– Сам по себе ты мне не нужен, Льюис, и если хочешь спасти свою шкуру, то должен со мной сотрудничать. Кто послал тебя сегодня по моему следу? Назови имя, и я немедленно выпущу тебя на свободу.
Кенард поднялся:
– Разговор окончен!
– Окончен, Льюис? Ты этого вправду хочешь? Хочешь ночевать в «обезьяннике» и начать отбывать свои двадцать пять лет прямо сегодня? Неужели он платит тебе так много, что ты согласен проводить в вонючей тюремной камере двадцать четыре часа в сутки в течение двадцати пяти лет? Дожидаться своей очереди, чтобы полежать на нарах, постоянно находиться под наблюдением телекамер – когда писаешь, какаешь и занимаешься онанизмом? Там очень неуютно, Льюис! Тюрьма – для наказания, а не для перевоспитания, что бы ни говорили об этом наши политики.
– Прекратите, лейтенант!
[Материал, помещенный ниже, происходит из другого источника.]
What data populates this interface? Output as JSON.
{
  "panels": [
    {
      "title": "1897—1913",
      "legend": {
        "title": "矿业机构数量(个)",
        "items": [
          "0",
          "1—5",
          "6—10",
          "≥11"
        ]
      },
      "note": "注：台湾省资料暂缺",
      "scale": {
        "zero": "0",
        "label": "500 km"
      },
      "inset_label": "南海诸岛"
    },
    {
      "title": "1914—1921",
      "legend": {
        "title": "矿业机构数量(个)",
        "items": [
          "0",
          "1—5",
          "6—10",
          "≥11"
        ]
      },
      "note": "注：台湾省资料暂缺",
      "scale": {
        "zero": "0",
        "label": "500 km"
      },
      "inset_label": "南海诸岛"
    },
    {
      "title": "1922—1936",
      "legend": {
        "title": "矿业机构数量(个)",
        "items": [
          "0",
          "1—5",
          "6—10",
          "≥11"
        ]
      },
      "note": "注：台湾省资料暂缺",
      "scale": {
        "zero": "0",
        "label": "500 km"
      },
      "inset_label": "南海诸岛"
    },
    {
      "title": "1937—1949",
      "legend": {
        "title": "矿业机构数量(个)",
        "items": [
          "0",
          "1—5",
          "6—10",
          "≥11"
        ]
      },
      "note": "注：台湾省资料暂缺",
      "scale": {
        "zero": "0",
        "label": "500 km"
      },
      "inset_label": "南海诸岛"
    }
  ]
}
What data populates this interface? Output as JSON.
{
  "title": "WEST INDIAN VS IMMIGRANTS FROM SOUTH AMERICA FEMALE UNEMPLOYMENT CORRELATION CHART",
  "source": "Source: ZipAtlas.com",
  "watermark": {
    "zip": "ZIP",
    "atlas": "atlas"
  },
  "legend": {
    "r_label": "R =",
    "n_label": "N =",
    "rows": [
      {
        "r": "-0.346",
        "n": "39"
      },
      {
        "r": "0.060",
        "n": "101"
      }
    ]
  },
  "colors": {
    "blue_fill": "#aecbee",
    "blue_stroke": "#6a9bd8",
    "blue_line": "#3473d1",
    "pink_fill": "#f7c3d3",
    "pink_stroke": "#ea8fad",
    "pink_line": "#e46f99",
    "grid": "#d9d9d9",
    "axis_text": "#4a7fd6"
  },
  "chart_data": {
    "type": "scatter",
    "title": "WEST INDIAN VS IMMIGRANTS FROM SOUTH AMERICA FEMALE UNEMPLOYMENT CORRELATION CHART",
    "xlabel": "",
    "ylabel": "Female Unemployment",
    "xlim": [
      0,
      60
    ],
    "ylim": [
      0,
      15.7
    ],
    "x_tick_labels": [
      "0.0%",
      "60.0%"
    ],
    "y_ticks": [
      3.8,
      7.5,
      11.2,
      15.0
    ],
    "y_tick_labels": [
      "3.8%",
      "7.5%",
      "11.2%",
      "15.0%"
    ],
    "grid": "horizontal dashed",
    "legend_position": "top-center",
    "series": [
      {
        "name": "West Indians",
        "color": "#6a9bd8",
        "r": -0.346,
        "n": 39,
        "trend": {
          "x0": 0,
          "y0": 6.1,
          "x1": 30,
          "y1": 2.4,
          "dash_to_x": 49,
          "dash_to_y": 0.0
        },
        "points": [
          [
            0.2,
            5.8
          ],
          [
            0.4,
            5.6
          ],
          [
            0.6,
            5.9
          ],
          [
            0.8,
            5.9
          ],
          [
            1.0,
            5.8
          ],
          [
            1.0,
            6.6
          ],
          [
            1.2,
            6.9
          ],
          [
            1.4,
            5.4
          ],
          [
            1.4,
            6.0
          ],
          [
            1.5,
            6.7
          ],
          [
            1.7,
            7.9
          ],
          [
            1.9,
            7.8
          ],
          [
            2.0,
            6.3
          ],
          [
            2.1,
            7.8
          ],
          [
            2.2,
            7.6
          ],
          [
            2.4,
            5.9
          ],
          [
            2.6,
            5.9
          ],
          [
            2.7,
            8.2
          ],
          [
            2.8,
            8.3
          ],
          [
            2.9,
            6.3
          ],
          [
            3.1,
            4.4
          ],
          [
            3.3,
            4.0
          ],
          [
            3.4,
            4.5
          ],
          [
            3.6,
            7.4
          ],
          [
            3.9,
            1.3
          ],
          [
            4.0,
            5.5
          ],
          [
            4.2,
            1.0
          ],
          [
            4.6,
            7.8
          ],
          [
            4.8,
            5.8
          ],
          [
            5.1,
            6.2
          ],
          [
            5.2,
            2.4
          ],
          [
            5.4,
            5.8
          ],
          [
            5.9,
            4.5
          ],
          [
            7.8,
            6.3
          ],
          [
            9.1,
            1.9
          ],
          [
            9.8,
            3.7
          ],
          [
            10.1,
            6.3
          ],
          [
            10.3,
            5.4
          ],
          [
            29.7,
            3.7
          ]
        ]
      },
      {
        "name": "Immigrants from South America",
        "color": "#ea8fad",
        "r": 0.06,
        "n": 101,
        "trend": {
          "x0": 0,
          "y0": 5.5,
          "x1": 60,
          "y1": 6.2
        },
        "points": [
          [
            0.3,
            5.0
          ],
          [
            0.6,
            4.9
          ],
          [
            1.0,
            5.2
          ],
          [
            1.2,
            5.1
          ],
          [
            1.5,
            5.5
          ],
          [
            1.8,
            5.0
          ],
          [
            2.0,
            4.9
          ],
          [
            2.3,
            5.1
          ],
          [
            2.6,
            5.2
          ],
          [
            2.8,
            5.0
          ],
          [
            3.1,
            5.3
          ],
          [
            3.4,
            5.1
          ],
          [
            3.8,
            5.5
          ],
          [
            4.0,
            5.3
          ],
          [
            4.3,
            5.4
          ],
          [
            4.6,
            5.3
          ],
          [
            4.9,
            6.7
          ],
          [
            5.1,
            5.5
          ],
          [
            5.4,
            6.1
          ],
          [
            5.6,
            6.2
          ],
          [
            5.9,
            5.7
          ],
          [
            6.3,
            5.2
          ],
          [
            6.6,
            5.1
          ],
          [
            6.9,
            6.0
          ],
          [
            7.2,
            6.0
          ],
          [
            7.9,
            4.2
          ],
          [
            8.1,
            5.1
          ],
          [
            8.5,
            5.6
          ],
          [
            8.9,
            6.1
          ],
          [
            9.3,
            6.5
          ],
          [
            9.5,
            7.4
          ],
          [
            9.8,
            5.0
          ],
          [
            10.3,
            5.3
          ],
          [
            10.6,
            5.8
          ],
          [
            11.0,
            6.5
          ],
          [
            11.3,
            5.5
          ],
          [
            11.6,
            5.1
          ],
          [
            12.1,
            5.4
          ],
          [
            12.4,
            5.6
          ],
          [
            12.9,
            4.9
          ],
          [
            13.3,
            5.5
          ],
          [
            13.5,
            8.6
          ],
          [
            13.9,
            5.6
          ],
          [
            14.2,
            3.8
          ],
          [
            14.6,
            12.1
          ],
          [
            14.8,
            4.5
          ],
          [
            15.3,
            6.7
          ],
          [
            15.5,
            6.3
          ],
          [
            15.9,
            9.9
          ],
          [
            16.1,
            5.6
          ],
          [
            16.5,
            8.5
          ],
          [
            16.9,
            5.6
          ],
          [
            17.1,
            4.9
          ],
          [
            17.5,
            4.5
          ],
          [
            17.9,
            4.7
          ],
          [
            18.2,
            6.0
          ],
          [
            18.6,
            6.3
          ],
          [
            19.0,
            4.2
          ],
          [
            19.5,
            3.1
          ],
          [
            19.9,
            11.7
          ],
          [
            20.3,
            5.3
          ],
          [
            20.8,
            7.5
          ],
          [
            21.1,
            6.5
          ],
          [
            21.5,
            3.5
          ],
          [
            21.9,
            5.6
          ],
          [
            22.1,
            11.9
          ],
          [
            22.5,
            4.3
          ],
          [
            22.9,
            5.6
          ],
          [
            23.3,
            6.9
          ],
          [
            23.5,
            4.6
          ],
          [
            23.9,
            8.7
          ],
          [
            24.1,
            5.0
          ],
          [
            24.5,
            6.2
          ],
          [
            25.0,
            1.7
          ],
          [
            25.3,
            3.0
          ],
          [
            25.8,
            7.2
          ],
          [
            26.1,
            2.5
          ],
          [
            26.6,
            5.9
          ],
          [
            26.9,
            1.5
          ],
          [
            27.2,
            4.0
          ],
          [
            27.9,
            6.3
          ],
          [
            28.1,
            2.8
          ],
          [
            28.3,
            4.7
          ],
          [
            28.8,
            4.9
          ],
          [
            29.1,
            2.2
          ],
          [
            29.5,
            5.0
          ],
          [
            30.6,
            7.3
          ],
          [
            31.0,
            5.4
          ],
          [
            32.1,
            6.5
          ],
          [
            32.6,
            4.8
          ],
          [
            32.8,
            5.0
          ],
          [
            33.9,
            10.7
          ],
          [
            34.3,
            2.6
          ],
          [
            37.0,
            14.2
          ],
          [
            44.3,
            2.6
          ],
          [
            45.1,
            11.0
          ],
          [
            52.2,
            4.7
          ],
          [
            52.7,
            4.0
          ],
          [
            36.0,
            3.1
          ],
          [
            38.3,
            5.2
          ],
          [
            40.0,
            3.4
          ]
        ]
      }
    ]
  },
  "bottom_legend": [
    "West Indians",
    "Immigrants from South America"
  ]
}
Разговор окончен, и я настаиваю на предварительных слушаниях по делу моего клиента.
– Будут ему слушания. – Ева тоже встала. – Ты, Льюис, просто олух, если полагаешь, что этот говорун в дорогом костюме пытается защитить тебя.
Льюис поднял глаза.
– Мне не о чем говорить с легавыми и со шлюхами, – фыркнул он, но Ева вновь уловила в его взгляде страх.
– Видимо, и то и другое относится ко мне? – Нажав кнопку на столе, Ева вызвала конвоира: – Уведите этого говнюка обратно в камеру. Спи спокойно, Льюис. А вам, Кенард, спокойной ночи не желаю. Я слышала, что акулы никогда не спят.
С этими словами она вышла из комнаты для допросов и, завернув за угол, вошла в соседнее помещение, отгороженное от предыдущего прозрачным с одной стороны зеркалом. Там в течение всего этого времени стояли Уитни и Пибоди, наблюдая дуэль между Евой и адвокатом.
– Предварительные слушания назначены на завтрашний день, – сообщил Уитни. – Начало в девять утра. Кенард и его компания будут землю рыть, чтобы вытащить этих подонков на свободу,
– Ясное дело. Но эту ночь наши мальчики все же проведут в камерах. Перед слушаниями я хочу еще раз надавить на Льюиса. Майор, сделайте так, чтобы его дело рассматривалось последним. Завтра утром я снова поговорю с ним. Мне кажется, что он может расколоться быстрее, чем другие.
– Согласен. А ты сама, лейтенант, когда-нибудь бывала в колониях строгого режима?
– Нет, сэр, но я слышала, что там несладко.
– Это не то слово! Продолжай разыгрывать эту карту, Даллас. Льюису нужно нарисовать такую картину, чтобы по ночам при мысли о подобной перспективе он рыдал в подушку. А теперь отправляйся домой и отоспись.
– Окажись я на его месте, я прокляла бы свою мать за то, что она родила меня на свет, – констатировала Пибоди, когда майор удалился. – А что, он действительно может схлопотать двадцать пять лет строгого режима?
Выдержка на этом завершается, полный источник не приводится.